Operations in the facility resumed earlier on Monday after the extended Lunar New Year holiday celebrations, following the coronavirus outbreak. Earlier, the Chinese government had ordered the Shanghai facility to be shut down on January 29, 2020, due to the virus scare.


Tesla Model 3



According to a filing made to the regulatory authorities in China, the new version of the Model 3 will be 130 kg heavier than the entry-level variant retailed in the country. Several media reports suggest that the heavier Model 3 will be a longer-range version that Tesla at present imports from the United States.


The electric sedan’s base variant has a claimed range of 403 km (250 miles) while the long-range variant has a maximum range (claimed) of 518 km (322 miles).

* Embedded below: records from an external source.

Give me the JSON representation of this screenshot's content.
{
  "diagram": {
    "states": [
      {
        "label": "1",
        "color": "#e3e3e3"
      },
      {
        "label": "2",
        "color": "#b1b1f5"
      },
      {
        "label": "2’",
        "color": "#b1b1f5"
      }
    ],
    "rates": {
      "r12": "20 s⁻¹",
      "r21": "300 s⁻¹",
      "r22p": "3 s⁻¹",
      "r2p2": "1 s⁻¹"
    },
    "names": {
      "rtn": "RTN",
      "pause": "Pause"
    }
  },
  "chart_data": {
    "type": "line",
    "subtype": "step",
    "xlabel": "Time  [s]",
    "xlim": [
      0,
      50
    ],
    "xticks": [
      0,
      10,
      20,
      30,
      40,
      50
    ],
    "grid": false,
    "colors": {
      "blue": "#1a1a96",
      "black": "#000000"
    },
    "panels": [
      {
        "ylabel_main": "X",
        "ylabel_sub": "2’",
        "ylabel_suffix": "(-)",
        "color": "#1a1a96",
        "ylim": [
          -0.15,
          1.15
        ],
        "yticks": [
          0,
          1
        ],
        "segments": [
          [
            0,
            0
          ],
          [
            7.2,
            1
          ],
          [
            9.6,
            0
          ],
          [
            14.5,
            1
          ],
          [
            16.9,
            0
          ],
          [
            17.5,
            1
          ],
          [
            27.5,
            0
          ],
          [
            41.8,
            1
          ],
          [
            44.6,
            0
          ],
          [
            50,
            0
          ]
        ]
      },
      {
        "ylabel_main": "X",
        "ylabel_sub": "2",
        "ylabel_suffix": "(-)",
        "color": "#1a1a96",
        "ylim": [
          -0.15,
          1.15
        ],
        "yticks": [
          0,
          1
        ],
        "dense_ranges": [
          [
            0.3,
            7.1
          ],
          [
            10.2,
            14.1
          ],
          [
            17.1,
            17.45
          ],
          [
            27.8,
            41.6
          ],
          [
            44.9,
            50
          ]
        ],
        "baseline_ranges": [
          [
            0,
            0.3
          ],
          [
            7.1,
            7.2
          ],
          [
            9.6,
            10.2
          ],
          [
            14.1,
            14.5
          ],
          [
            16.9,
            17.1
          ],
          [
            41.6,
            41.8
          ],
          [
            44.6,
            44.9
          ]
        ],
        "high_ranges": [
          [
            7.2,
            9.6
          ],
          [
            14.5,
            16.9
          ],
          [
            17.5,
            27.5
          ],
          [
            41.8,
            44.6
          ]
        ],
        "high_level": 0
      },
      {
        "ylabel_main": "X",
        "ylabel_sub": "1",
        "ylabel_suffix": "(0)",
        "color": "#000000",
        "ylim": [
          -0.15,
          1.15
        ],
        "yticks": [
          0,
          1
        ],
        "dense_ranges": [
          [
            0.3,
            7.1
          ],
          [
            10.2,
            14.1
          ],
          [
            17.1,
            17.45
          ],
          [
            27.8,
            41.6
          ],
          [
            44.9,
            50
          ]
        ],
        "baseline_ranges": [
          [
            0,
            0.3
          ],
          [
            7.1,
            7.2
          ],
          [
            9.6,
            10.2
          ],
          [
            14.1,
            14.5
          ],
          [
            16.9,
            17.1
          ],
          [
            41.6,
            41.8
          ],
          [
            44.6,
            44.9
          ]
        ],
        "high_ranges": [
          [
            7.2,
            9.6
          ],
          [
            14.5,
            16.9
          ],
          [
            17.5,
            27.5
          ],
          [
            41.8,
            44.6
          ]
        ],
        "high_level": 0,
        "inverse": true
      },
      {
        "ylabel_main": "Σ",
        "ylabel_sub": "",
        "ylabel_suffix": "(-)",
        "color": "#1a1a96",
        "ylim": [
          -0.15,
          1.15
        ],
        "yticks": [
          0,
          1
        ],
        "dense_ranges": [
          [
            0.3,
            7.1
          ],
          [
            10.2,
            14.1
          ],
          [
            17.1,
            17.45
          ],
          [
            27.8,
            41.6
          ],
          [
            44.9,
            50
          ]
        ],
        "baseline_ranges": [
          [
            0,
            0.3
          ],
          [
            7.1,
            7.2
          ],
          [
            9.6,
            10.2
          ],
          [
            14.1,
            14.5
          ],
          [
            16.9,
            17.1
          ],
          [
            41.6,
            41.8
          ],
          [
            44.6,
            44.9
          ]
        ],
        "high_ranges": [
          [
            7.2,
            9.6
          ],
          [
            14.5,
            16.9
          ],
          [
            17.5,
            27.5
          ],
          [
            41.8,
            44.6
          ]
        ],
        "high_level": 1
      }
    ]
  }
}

It can accelerate from standstill to 100 kmph in 4.4 seconds. Tesla also offers a larger 19-inch alloy wheel option in the long-range model instead of the 18-inch unit in the standard variant. Besides, the new variant will also be fitted with all-wheel drive.


Apart from Model 3, Tesla also manufactures the Model Y electric crossover (deliveries of which will begin in March 2020), and battery cells at its Shanghai Gigafactory. Deliveries of first China-built Tesla models began in December 2019 after the facility was built in a record 12 months.


The Elon Musk-owned electric vehicle company has also recalled 15,000 units of the Model X SUV in North America because of a potential issue that can lead to a loss of power steering assist. This issue can potentially make the steering harder and increase the risk of a crash.


The company will be replacing the mounting bolts and changing the steering gear if needed. Tesla has confirmed that, so far, there have been no injuries or collisions relating to the power steering component.